I tend to do beauty first.
what is beautified? maybe you mean grading?
If so id always say to match fg to bg then grade in the end
I always go with a paralell pipeline, depending on the time there is.
One flow from the raw or graded material is used for the key and the material stays, the graded material is used for the retouches and FG/BG is combined after the retouches last.
Grade should be separate for fg/bg so you can fine-tune and handle revisions. Make the matte based on the originals and propagate through the pipeline so grades can be separated for each.
That’s the ideal scenario. However, depending on budget you can certain take short-cute. Grade each and then composite.
Personally, I do beauty work after I Do GS comps. I like to see the married shot, and sometimes the slight softening of the image through the comp process fixes small skin problems for you!
Absolutely agree with @finnjaeger
It was a revelation when we started do this.
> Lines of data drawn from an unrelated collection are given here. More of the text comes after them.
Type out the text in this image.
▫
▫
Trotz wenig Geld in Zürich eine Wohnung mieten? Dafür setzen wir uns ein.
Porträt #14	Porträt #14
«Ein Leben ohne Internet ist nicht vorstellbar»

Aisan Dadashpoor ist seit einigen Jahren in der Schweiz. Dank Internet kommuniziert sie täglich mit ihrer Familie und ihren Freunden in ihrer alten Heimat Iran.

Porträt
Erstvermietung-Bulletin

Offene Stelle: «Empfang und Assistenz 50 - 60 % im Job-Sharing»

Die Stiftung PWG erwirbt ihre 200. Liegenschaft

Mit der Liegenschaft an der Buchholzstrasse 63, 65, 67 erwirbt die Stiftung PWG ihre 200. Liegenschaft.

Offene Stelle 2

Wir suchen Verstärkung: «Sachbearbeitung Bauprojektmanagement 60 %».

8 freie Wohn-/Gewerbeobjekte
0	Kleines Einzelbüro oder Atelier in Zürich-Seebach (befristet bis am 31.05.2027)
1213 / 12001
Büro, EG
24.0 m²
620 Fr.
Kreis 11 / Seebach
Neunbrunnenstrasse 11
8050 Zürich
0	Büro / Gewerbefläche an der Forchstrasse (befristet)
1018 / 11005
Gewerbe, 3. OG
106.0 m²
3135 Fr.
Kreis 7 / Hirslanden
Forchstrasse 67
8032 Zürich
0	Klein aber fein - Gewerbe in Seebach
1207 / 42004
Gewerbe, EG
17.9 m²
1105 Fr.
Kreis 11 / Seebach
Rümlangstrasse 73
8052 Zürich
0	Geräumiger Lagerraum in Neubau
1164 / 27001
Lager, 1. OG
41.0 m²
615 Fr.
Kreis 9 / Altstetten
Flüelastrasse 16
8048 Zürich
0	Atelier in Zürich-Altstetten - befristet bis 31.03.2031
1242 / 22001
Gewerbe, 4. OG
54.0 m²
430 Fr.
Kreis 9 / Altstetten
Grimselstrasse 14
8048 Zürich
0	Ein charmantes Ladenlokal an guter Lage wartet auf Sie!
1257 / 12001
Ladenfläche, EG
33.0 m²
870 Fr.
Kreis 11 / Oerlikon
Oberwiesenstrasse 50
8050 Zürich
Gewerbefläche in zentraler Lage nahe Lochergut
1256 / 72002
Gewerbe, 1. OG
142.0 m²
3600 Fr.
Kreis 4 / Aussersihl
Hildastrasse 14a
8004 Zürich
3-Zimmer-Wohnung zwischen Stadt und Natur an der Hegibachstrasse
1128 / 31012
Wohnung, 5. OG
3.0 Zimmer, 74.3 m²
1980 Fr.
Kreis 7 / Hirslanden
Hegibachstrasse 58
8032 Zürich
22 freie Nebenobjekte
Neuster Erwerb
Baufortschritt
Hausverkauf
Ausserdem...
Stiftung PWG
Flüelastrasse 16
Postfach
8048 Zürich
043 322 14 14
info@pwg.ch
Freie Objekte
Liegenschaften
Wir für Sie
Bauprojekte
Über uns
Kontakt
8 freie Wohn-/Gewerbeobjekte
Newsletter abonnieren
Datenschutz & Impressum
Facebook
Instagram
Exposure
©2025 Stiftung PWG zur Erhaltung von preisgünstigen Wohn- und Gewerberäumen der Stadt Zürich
No more fighting grade windows to comp.
I have been talking with other people about this.
I wonder if it was somewhat due to how expensive telecine was
If you were going to scan the neg you might as well grade at the same time. I think I did one job that had been given a best light (one light) with the intention being that they would finish the grade at the end of the post.
My take, work ungraded, but internally neutralized. Ungraded could mean segments being all over the place, which will make same-as shots difficult for VFX. Neutralizing for VFX work and then give back un-neutralized material, so grading doesn’t break. Neutralization should be done in a way that can be reversed, usually just gain/offset adjustment.
I guess I am describing a common practice in feature work… commercials is probably a different story.
Yeah a balance grade is rare but I agree it can be a real issue if shots are all over the place.
I have done it myself using the look node that you can invert (just check the pipeline first).
Unbalanced but wide dynamic range is still much better to work with than a graded plate. With or without terrible keys and sliding power windows.
Grade after comp and NEVER give mattes to grading. (they should treat it like it’s shot…)
Ok… but in reality… it really depends on the type of project… etc… back in the day I loved having a live grade on top of my timeline (using baselight’s blg’s) to see if the comp held up with the grade…
Yes. Simple DIT originated CDLs plus any creative timeline level Look can also be of use. Sandwich your work with those and neutral grades. Keep the bread at delivery.